Assista nesta matéria especial da ONU e saiba mais em http://www.onu.org.br/especial/gaza
After days of escalating violence and follow-on civilian suffering in the Gaza Strip, the United Nations special envoy for the Middle East confirmed today that Israel has agreed to a five hour humanitarian pause – set to begin tomorrow morning – and repeated his call on Hamas to respect the lull “in the interest of the people of Gaza.”
In a statement issued by his spokesperson in Jerusalem, Robert Serry UN Special Coordinator for the Middle East Peace Process confirmed that the Government of Israel agreed the five hour humanitarian pause, which will start at tomorrow at 10:00 a.m., local time and end at 3:00 p.m.
“Mr. Serry appreciates this Israeli decision and repeats his call on Hamas and other factions to respect the humanitarian pause from their side, in the interest of the people of Gaza,” said the statement.
It goes on to say that Mr. Serry reiterates the importance of arriving at a durable ceasefire understanding, also addressing underlying issues in Gaza, as soon as possible. “The United Nations, together with other international actors, will continue to support efforts in this regard,” the statement concluded.
This news comes as media reports suggest that Israel previously had agreed to a pause for several hours Tuesday after Egypt put forward a cease-fire proposal that subsequently collapsed.
Israeli-Palestinian violence has flared ago in the wake of the kidnapping and murder of three Israeli teenagers in the West Bank in late June and the subsequent kidnapping and killing of a Palestinian teenager from East Jerusalem earlier this month.
And with militants in Gaza stepping up rocket attacks against Israel, and Israeli airstrikes on the enclave intensifying, Secretary-General Ban Ki Moon and a host of other senior UN officials, as well as the members of the Security Council, have repeatedly urged all actors to exercise maximum restraint and avoid further civilian casualties and overall destabilization.
Meanwhile, earlier today, the UN Emergency Relief Coordinator reminded both Israelis and Palestinians of their obligations under international law to protect civilians and to distinguish between military and civilian targets, as she warned that innocent men, women and children continue to bear the brunt of the deadly violence that has engulfed the region.
Extremely concerned by the escalation of hostilities and its impact on civilians, Valerie Amos, in a statement issued by the UN Office for the Coordination of Humanitarian Affairs (OCHA), which she heads, said that according to preliminary estimates, as of 15 July, 194 Palestinians had been killed by Israeli attacks, including 149 civilians.
Ms. Amos said that hundreds of homes have been directly targeted by Israeli airstrikes, many of which were allegedly the residences of members of armed groups.

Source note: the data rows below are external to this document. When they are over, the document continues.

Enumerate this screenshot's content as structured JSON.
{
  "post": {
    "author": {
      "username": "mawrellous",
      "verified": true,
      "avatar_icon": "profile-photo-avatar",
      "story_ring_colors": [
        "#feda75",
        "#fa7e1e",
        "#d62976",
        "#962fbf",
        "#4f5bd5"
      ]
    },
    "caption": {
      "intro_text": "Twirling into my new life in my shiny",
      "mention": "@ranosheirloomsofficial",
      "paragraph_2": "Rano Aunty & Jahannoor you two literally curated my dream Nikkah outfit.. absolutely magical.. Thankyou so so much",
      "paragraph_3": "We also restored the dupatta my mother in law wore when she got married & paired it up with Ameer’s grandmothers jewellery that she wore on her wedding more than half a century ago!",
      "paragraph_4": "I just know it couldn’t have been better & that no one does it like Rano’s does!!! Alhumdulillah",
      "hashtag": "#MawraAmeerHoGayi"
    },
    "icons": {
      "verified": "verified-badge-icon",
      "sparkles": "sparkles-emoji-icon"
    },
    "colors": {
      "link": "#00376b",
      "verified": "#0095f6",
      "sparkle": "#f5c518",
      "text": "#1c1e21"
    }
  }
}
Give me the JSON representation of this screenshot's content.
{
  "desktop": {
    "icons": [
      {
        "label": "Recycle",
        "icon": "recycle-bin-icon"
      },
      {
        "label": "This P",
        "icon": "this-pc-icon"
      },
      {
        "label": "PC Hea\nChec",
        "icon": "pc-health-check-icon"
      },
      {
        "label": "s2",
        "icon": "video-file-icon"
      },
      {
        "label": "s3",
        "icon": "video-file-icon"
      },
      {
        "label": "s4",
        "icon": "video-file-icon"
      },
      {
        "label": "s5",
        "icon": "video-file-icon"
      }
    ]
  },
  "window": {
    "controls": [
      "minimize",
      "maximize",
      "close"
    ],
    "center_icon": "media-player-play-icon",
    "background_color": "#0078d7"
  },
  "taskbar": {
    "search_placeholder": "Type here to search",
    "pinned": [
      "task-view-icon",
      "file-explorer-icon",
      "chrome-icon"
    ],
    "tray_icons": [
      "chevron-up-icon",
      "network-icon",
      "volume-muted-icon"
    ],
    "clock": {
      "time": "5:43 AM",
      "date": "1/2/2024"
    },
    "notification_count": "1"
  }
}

More than 1,300 families have been forced to seek shelter with relatives and neighbours. Nearly 80 schools have been damaged because of their proximity to targeted sites. In one incident, an Israeli airstrike killed 18 people in one house, including six children and three women.

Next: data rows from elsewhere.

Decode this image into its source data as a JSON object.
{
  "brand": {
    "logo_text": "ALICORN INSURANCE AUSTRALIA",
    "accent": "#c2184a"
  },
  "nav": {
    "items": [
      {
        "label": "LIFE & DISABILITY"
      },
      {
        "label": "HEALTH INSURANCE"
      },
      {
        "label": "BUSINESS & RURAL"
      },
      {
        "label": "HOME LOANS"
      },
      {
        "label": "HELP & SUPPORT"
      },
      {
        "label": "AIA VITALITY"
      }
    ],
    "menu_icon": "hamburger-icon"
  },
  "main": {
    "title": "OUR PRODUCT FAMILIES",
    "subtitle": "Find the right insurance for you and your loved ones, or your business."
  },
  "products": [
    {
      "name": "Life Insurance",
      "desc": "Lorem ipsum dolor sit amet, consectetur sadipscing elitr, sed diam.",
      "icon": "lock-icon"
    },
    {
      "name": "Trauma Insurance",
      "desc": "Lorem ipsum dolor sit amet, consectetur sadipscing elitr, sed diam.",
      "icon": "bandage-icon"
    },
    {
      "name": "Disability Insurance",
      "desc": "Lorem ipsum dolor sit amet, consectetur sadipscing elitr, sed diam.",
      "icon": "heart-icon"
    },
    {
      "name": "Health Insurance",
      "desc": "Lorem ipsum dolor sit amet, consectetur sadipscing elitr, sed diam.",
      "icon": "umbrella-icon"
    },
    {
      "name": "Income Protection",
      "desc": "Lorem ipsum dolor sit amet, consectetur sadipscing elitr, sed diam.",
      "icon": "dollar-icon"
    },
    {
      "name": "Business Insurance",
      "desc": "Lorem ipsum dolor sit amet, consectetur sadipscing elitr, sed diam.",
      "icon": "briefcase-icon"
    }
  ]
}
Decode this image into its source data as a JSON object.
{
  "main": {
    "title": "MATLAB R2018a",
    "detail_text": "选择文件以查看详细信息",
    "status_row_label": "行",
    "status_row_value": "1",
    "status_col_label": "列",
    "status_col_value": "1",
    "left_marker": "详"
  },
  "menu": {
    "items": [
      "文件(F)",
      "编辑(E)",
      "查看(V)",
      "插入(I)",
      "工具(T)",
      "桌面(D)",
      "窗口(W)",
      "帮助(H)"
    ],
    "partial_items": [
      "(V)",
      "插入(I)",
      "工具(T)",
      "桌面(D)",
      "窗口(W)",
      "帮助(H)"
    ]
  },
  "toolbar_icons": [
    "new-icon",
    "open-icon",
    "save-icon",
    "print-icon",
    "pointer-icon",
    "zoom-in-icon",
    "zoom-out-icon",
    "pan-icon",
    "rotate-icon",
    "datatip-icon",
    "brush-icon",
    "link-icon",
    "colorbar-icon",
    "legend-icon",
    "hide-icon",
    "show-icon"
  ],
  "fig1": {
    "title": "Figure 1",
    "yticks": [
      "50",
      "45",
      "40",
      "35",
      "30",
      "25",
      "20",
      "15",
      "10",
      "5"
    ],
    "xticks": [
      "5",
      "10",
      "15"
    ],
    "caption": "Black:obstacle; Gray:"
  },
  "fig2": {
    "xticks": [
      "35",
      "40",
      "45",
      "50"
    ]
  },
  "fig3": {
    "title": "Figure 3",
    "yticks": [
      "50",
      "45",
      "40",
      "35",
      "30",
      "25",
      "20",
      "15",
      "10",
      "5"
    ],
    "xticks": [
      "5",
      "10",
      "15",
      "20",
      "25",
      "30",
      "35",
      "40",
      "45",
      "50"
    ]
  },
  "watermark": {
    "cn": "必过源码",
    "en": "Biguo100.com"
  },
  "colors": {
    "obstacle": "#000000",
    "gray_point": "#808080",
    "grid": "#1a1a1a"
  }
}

Public services have been suspended and the water supply is at risk after two maintenance engineers were killed by an Israeli missile, she added.
“Armed groups are firing rockets from residential areas in Gaza towards populated areas in Israel, reportedly killing one civilian so far and putting at risk the lives of thousands more, both Israeli and Palestinian,” Ms Amos said, and underscored: “Sustained bombardment is terrifying for everyone but particularly for children, who will need psycho-social support long after the violence subsides.”

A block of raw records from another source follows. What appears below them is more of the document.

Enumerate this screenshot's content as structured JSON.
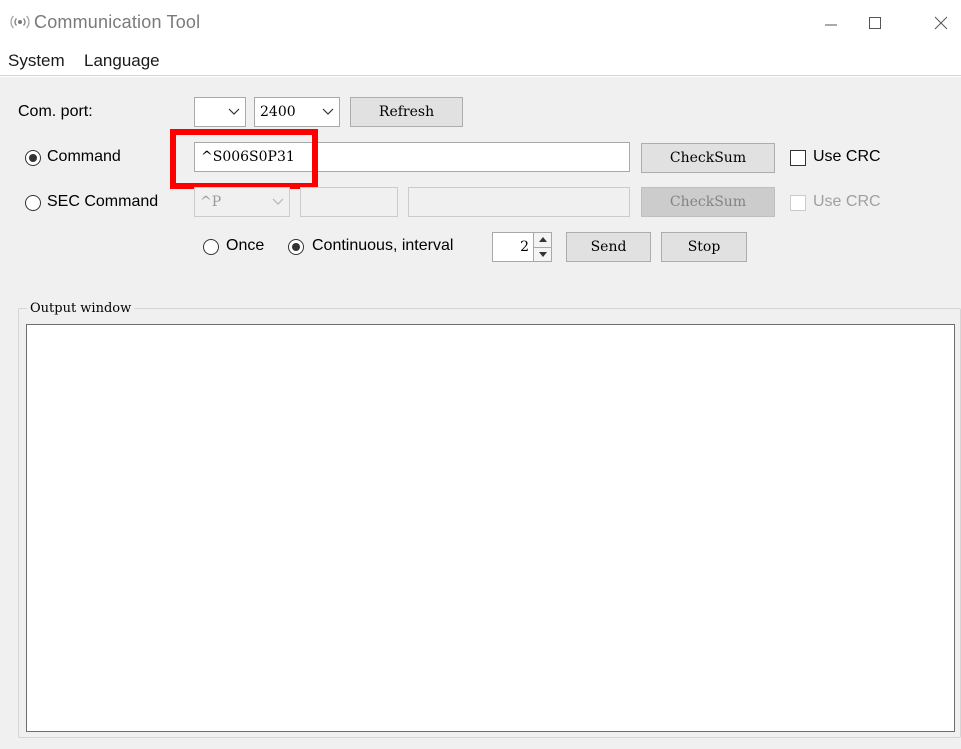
{
  "window": {
    "title": "Communication Tool",
    "icon": "signal-waves-icon",
    "controls": [
      "minimize-icon",
      "maximize-icon",
      "close-icon"
    ]
  },
  "menu": {
    "items": [
      "System",
      "Language"
    ]
  },
  "com_port": {
    "label": "Com. port:",
    "port_value": "",
    "baud_value": "2400",
    "refresh_label": "Refresh"
  },
  "command": {
    "radio_label": "Command",
    "selected": true,
    "value": "^S006S0P31",
    "checksum_label": "CheckSum",
    "crc_label": "Use CRC",
    "crc_checked": false
  },
  "sec_command": {
    "radio_label": "SEC Command",
    "selected": false,
    "prefix_value": "^P",
    "field1_value": "",
    "field2_value": "",
    "checksum_label": "CheckSum",
    "crc_label": "Use CRC",
    "crc_checked": false
  },
  "send_mode": {
    "once_label": "Once",
    "continuous_label": "Continuous, interval",
    "mode": "continuous",
    "interval": "2",
    "send_label": "Send",
    "stop_label": "Stop"
  },
  "output": {
    "label": "Output window",
    "content": ""
  },
  "colors": {
    "highlight": "#ff0000",
    "client_bg": "#f0f0f0",
    "button_bg": "#e1e1e1"
  }
}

She went on to remind the parties to conflict that they have responsibilities under international humanitarian law, emphasizing that “they must take precautions to protect civilians and must distinguish between civilian and military targets.”
“This is the third major military confrontation in Gaza in six years, and civilians have borne the brunt each time. They are paying the price for a collective failure to break the cycle of violence and reach a lasting political solution,” declared Ms. Amos.